There was music in the air on Friday, November 23, as the Tri-County Music Association held its 2nd annual concert at Tabor Academy. The concert featured a band of musicians who have directly benefited from the scholarships offered by the TCMA.
“All of the students you’ll see tonight have received a grant in one form or another,” said Music Director Philip Sanborn.
The TCMA gives out $12,000 in scholarships each year.
“Last year, our first year, we did a program called the ‘Great American Songbook.’ This year, the kids got to choose what they were going to play.”
To solidify the element of surprise for the evening, Sanborn opted not to print out a physical program, but rather encouraged the students to give a brief statement of thanks for the support of the TCMA and to explain what they were playing and why.
“It’s eclectic. It’s kind of a barometer of where they are at in their musical careers,” said Sanborn. “What you’re going to see tonight is the future of music. We have high school students, college kids.”
There were about a dozen performances; some were soloists but others played with piano accompaniment.

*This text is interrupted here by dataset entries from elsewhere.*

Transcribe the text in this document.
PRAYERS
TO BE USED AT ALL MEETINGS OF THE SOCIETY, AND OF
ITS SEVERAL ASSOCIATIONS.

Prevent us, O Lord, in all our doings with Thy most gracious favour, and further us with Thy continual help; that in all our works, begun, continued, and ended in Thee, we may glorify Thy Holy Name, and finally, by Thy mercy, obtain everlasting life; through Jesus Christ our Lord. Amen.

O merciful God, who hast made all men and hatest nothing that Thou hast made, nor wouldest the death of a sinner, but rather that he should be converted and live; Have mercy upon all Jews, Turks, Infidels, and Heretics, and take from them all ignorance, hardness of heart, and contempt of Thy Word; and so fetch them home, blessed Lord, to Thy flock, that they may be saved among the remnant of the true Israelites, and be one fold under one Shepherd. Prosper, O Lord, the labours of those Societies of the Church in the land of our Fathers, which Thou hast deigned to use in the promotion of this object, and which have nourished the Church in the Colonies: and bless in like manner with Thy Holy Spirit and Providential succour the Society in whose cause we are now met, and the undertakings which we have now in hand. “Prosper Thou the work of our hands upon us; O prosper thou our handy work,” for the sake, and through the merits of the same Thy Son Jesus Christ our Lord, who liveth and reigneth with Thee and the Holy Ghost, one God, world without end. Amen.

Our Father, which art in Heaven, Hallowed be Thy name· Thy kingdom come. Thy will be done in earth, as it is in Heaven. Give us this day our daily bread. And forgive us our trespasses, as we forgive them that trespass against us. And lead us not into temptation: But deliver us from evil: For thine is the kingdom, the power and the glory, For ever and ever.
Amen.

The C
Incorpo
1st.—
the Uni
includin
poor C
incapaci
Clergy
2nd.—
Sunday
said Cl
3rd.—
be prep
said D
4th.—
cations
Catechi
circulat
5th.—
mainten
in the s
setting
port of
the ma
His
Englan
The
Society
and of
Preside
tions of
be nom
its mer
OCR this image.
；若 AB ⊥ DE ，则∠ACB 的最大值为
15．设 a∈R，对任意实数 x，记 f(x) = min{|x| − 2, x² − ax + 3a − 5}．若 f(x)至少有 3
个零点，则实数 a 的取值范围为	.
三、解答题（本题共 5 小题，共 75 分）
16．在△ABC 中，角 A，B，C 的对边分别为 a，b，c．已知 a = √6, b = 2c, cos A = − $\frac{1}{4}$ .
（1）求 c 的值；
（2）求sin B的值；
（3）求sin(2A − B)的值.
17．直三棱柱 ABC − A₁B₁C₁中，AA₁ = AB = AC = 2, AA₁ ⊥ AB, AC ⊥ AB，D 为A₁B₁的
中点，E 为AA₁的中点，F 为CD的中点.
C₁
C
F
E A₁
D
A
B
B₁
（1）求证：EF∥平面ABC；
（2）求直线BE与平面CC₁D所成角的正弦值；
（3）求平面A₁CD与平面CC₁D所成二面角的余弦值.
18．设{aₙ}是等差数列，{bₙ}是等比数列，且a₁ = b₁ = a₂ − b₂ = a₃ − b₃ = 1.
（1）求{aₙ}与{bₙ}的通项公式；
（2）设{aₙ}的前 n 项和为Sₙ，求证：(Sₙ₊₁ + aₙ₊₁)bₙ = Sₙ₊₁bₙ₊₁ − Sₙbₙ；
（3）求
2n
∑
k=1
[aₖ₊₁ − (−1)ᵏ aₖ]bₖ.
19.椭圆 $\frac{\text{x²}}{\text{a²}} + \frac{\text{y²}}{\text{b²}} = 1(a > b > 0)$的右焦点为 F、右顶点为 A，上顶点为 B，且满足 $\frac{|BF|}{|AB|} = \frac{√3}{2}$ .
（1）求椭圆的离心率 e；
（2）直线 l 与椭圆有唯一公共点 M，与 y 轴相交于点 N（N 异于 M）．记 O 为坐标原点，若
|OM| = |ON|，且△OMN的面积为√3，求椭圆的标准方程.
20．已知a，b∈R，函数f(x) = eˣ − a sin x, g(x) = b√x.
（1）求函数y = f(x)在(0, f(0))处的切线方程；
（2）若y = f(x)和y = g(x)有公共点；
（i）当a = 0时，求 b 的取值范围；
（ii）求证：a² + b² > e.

For the record, the accompanist received scholarships from the TCMA from 1981 to 1985.
One musician eschewed traditional instruments in favor of consumer electronics and premiered an untitled original piece that used a laptop linked to special mixer board.
One of those collegiate musicians was Leah Voccio, a clarinet player since fifth grade with a rich musical background.
“Both of my parents are musicians so I just kind of brought up around it. Then I started playing an instrument and I really liked it,” she said.
The Seekonk High School graduate is a freshman at the University of Miami, studying music therapy. Her mother is also a member of the Tri-County Symphonic Band, which Sanborn conducts.
“She told me about the scholarship so I sent in an audition tape and I got one. It helps me pay for tuition,” said Voccio.
She opted to travel the classical route and performed a solo piece called “Rhapsody for Clarinet in B-flat.”
Whether studying music therapy, composition, musical theory, or international relations, music plays a central, immutable role in the lives of all the performers. Making music is as natural as taking breath.
“It was never a question whether or not I would pursue music. I’d never thought of doing anything else,” said Voccio.